How to make a foreign function run as fast as possible in Windows?

jf...@ms4.hinet.net

unread,

Sep 26, 2016, 9:49:08 PM9/26/16

to

This function is in a DLL. It's small but may run for days before complete. I want it takes 100% core usage. Threading seems not a good idea for it shares the core with others. Will the multiprocessing module do it? Any suggestion?

Thanks ahead.

--Jach

eryk sun

unread,

Sep 26, 2016, 11:44:49 PM9/26/16

to

On Tue, Sep 27, 2016 at 1:48 AM, <jf...@ms4.hinet.net> wrote:
> This function is in a DLL. It's small but may run for days before complete. I want it
> takes 100% core usage. Threading seems not a good idea for it shares the core
> with others. Will the multiprocessing module do it?

The threads of a process do not share a single core. The OS schedules
threads to distribute the load across all cores. However, CPython's
global interpreter lock (GIL) does serialize access to the
interpreter. If N threads want to use the interpreter, then N-1
threads are blocked while waiting to acquire the GIL.

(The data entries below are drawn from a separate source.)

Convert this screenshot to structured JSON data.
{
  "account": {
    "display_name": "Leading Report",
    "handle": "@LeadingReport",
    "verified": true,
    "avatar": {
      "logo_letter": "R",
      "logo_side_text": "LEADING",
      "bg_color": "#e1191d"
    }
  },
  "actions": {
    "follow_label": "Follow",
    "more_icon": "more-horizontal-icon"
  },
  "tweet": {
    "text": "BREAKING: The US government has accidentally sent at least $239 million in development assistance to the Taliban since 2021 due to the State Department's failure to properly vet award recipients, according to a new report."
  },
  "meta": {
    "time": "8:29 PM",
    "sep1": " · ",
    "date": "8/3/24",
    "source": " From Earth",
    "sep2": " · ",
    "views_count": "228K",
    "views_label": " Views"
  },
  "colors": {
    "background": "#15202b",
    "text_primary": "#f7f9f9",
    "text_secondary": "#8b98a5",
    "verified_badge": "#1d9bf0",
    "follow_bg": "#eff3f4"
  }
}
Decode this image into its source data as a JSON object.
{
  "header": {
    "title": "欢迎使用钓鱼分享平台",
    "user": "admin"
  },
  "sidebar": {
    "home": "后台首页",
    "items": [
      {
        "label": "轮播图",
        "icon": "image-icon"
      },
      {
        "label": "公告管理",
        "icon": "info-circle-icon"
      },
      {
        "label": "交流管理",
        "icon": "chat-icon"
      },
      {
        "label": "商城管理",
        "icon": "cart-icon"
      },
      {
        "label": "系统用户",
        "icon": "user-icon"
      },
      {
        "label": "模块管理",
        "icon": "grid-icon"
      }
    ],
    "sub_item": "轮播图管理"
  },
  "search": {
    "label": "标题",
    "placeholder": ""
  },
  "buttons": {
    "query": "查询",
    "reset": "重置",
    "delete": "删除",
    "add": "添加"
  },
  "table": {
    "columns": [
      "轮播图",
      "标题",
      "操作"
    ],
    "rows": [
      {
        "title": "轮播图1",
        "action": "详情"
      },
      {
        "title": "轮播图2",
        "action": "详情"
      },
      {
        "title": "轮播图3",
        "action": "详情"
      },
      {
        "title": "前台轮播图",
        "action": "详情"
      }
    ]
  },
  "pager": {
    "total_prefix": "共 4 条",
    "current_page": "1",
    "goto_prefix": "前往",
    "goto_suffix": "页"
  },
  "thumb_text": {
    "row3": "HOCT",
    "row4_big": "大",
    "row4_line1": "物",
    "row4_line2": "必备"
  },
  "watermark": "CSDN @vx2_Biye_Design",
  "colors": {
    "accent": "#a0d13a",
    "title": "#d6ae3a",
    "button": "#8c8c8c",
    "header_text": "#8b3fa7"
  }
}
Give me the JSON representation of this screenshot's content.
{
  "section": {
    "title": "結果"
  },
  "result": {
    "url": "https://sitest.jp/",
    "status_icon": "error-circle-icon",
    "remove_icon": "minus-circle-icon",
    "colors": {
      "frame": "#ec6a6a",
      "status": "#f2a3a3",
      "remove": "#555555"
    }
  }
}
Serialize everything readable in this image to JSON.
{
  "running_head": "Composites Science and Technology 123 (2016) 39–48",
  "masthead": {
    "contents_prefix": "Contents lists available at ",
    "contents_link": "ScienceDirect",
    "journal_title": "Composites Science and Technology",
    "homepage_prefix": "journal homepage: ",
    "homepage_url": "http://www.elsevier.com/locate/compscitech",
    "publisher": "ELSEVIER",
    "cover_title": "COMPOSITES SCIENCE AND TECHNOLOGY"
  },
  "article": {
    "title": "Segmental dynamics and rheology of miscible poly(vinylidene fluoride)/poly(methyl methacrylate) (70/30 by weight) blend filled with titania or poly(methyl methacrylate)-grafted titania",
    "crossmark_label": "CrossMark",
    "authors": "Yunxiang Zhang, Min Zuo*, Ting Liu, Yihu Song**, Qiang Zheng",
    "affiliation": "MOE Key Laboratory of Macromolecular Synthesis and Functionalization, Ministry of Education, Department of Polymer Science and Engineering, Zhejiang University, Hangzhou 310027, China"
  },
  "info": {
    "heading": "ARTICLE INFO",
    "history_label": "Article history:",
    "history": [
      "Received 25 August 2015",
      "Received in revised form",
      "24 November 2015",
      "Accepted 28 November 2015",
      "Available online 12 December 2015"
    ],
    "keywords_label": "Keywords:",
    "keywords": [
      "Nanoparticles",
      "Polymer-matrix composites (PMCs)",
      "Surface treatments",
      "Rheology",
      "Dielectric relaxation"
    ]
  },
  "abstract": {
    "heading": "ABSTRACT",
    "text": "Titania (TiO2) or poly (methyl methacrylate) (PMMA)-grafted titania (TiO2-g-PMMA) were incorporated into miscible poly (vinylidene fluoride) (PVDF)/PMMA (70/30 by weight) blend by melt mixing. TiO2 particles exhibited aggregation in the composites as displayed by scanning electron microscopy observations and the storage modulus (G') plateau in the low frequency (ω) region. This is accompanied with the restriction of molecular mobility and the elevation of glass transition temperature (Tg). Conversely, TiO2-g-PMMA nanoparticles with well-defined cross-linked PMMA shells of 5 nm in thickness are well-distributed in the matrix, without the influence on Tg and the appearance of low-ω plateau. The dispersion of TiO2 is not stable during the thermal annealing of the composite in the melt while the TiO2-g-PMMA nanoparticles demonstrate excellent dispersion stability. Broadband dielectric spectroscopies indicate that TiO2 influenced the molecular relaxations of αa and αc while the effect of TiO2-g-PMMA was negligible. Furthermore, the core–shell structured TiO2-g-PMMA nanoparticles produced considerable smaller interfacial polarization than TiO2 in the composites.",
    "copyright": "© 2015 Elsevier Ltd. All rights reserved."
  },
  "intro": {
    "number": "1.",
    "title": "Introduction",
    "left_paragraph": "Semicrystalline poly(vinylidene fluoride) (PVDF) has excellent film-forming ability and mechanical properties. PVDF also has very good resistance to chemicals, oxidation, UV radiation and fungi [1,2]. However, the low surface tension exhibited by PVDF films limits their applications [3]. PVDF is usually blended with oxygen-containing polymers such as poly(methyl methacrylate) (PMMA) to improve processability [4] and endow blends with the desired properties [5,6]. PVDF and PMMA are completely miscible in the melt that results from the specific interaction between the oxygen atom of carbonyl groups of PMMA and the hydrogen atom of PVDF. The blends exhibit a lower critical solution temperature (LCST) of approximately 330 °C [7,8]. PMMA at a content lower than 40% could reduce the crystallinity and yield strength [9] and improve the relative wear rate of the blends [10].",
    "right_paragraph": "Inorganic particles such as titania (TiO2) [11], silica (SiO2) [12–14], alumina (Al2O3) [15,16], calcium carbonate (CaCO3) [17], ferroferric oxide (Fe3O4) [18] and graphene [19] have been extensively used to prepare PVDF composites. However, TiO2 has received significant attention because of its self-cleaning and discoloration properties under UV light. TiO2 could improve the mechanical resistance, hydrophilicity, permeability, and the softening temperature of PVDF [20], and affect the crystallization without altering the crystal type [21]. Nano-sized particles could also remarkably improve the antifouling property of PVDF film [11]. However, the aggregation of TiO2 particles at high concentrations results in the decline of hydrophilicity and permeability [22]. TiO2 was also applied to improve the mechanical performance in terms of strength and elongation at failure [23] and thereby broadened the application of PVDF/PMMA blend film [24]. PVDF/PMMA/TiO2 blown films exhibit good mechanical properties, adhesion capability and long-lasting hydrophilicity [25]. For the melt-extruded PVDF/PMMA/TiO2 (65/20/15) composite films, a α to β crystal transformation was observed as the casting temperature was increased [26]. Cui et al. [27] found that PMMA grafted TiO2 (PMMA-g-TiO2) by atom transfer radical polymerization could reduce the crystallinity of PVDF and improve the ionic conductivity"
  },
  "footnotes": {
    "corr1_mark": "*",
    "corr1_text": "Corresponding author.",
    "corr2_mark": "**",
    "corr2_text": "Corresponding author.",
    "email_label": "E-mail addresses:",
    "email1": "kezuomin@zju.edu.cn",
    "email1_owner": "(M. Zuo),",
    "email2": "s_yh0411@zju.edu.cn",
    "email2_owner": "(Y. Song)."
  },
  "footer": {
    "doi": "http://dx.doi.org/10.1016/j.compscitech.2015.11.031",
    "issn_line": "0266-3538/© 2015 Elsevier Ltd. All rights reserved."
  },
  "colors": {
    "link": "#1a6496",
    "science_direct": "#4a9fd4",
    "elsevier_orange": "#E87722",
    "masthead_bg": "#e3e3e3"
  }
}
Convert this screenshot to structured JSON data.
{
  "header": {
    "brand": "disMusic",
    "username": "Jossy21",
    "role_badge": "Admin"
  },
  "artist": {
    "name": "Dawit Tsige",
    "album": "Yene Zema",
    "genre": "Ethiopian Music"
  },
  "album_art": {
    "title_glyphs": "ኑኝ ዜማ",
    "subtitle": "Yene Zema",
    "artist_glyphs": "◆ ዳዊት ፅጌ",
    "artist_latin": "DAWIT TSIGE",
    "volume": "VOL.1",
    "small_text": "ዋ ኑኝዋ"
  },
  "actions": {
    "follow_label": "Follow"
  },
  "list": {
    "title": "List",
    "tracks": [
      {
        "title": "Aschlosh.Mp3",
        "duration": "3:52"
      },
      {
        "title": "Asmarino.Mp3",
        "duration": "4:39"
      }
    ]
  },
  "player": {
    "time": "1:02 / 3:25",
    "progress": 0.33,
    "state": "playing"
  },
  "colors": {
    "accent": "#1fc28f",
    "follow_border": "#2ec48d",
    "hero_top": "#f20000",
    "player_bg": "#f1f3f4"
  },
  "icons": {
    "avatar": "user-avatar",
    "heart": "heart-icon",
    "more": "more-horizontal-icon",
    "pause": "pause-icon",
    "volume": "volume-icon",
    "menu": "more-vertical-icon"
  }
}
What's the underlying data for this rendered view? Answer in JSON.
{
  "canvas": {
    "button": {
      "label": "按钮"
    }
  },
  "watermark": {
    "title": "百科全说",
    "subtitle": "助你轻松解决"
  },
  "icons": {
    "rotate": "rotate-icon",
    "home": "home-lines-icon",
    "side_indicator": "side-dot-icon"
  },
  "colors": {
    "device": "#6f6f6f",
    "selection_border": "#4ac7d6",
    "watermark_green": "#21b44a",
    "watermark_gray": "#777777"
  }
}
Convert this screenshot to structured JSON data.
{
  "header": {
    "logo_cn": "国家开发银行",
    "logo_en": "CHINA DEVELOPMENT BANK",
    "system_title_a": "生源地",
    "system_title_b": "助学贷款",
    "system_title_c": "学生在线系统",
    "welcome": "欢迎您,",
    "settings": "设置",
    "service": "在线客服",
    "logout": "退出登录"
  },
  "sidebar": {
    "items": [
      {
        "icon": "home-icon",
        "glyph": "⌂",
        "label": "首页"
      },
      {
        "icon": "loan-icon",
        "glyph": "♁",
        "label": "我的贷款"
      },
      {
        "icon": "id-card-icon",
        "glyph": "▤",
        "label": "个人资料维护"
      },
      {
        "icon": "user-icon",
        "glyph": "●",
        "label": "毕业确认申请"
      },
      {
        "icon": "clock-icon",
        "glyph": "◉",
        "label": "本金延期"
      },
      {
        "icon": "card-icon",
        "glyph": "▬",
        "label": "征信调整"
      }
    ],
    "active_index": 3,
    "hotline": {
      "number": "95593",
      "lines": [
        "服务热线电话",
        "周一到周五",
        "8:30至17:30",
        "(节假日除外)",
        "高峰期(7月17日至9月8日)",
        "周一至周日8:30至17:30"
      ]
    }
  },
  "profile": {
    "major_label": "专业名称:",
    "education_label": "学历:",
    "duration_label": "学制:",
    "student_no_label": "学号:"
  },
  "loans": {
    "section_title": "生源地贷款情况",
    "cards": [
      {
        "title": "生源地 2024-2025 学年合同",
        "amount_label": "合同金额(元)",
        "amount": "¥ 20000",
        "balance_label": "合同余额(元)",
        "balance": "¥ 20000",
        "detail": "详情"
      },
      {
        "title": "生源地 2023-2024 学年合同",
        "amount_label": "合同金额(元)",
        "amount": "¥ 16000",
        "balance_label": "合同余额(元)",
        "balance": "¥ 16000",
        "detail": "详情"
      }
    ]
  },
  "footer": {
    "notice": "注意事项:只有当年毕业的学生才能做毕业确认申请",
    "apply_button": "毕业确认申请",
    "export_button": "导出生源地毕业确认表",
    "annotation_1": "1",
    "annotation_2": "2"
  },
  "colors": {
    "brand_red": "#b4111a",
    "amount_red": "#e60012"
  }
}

A thread that makes a potentially blocking call to a non-Python API
should first release the GIL, which allows another thread to use the
interpreter. Calling a ctypes function pointer releases the GIL if the
function pointer is from CDLL, WinDLL, or OleDLL (i.e. anything but
PyDLL).

If your task can be partitioned and executed in parallel, you could
use a ThreadPoolExecutor from the concurrent.futures module. Since the
task is CPU bound, use os.cpu_count() instead of the default number of
threads.

https://docs.python.org/3/library/concurrent.futures

jf...@ms4.hinet.net

unread,

Sep 27, 2016, 10:14:07 PM9/27/16

to

eryk sun at 2016/9/27 11:44:49AM wrote:
> The threads of a process do not share a single core. The OS schedules

> threads to distribute the load across all cores....

hmmm... your answer overthrow all my knowledge about Python threads completely:-( I actually had ever considered using ProcessPoolExecutor to do it.

If the load was distributed by the OS schedules across all cores, does it means I can't make one core solely running a piece of codes for me and so I have no contol on its performance?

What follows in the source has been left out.